Post-Processing and Statistical Analysis
For the image analysis, an image analysis program written in-house was used to pre-process the live-cell images and to create a database to classify the microenvironment-based interaction automatically. The program incorporates a code to analyse the z-stack images, and a number of open-source applications, including ImageJ plug-ins and CellProfiler pipelines. Briefly speaking, as illustrated in Figure S1, the GFP intensity of the z-stack imaging acquired during the time-lapse experiments was projected into one x-y plane at each time point; thus the projected cell area, that is the 2D projection of the 3D cell shape, was obtained at each time point. The Manual Tracking plugin of ImageJ, applied to the projected GFP sequence, was used to track the position of the cancer cell nuclei over time. Cells that were long-lasting in the acquisition view, kept moving along single a fibre and were distanced from other cells, were generally preferred for tracking.

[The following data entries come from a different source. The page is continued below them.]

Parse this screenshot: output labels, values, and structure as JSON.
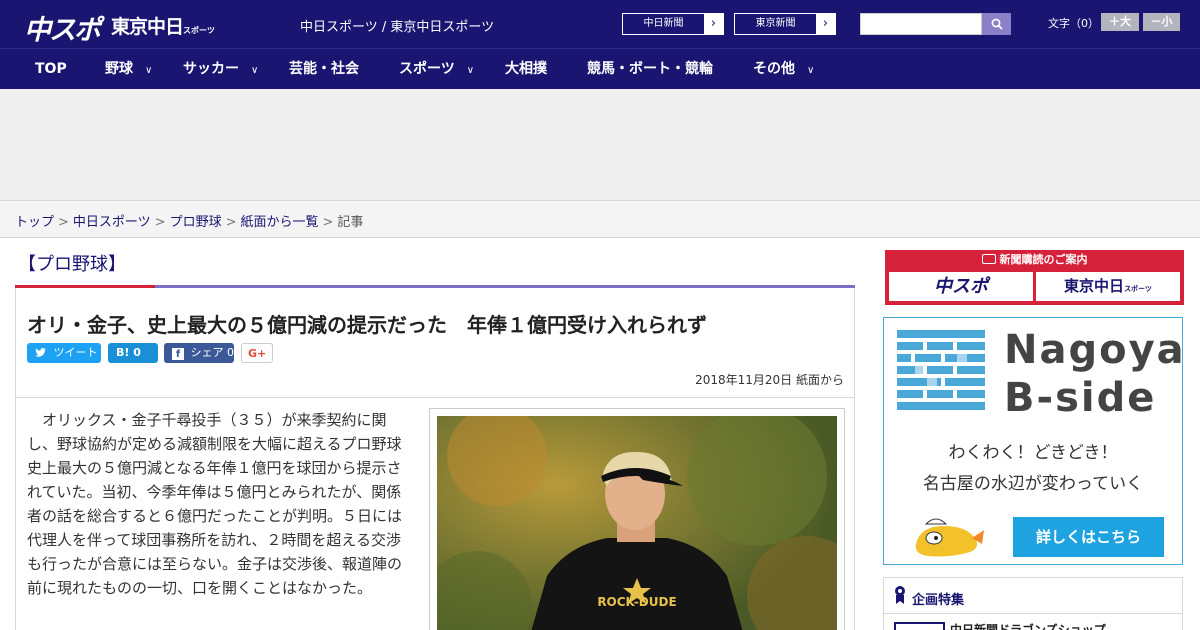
{
  "header": {
    "logo_main": "中スポ",
    "logo_tokyo": "東京中日",
    "logo_tokyo_sub": "スポーツ",
    "site_names": "中日スポーツ / 東京中日スポーツ",
    "links": [
      {
        "label": "中日新聞"
      },
      {
        "label": "東京新聞"
      }
    ],
    "search_placeholder": "",
    "fontsize_label": "文字（0）",
    "font_larger": "＋大",
    "font_smaller": "－小"
  },
  "nav": {
    "items": [
      {
        "label": "TOP",
        "has_menu": false
      },
      {
        "label": "野球",
        "has_menu": true
      },
      {
        "label": "サッカー",
        "has_menu": true
      },
      {
        "label": "芸能・社会",
        "has_menu": false
      },
      {
        "label": "スポーツ",
        "has_menu": true
      },
      {
        "label": "大相撲",
        "has_menu": false
      },
      {
        "label": "競馬・ボート・競輪",
        "has_menu": false
      },
      {
        "label": "その他",
        "has_menu": true
      }
    ]
  },
  "breadcrumb": {
    "items": [
      "トップ",
      "中日スポーツ",
      "プロ野球",
      "紙面から一覧"
    ],
    "current": "記事"
  },
  "article": {
    "category": "【プロ野球】",
    "title": "オリ・金子、史上最大の５億円減の提示だった　年俸１億円受け入れられず",
    "share": {
      "tweet": "ツイート",
      "hatena": "B! 0",
      "facebook": "シェア 0",
      "gplus": "G+"
    },
    "date": "2018年11月20日 紙面から",
    "body": "オリックス・金子千尋投手（３５）が来季契約に関し、野球協約が定める減額制限を大幅に超えるプロ野球史上最大の５億円減となる年俸１億円を球団から提示されていた。当初、今季年俸は５億円とみられたが、関係者の話を総合すると６億円だったことが判明。５日には代理人を伴って球団事務所を訪れ、２時間を超える交渉も行ったが合意には至らない。金子は交渉後、報道陣の前に現れたものの一切、口を開くことはなかった。",
    "photo_shirt_text": "ROCK-DUDE"
  },
  "sidebar": {
    "subscribe_title": "新聞購読のご案内",
    "subscribe_a": "中スポ",
    "subscribe_b": "東京中日",
    "subscribe_b_sub": "スポーツ",
    "bside_title_1": "Nagoya",
    "bside_title_2": "B-side",
    "bside_copy_1": "わくわく！どきどき！",
    "bside_copy_2": "名古屋の水辺が変わっていく",
    "bside_button": "詳しくはこちら",
    "feature_title": "企画特集",
    "feature_item": "中日新聞ドラゴンズショップ"
  },
  "colors": {
    "brand_navy": "#1a1570",
    "accent_red": "#d6213a",
    "accent_purple": "#7a70c8",
    "bside_blue": "#1ea3e0"
  }
}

Home-written Matlab codes were used for most analysis of cell migration. Additionally, Matlab code provided by Wu et al.36 was used for persistent random walk model simulation.
The image analysis software CellProfiler was applied to perform the segmentation of the cancer cell projected area and to extract the cell shape features in the different microenvironments at each time point. The cancer cell coordinates were corrected to take into account the fluctuations of the microscope stage that occurred during experiments. The z coordinate of the cancer cells was calculated by finding the z level of the maximum GFP within the projected cell area.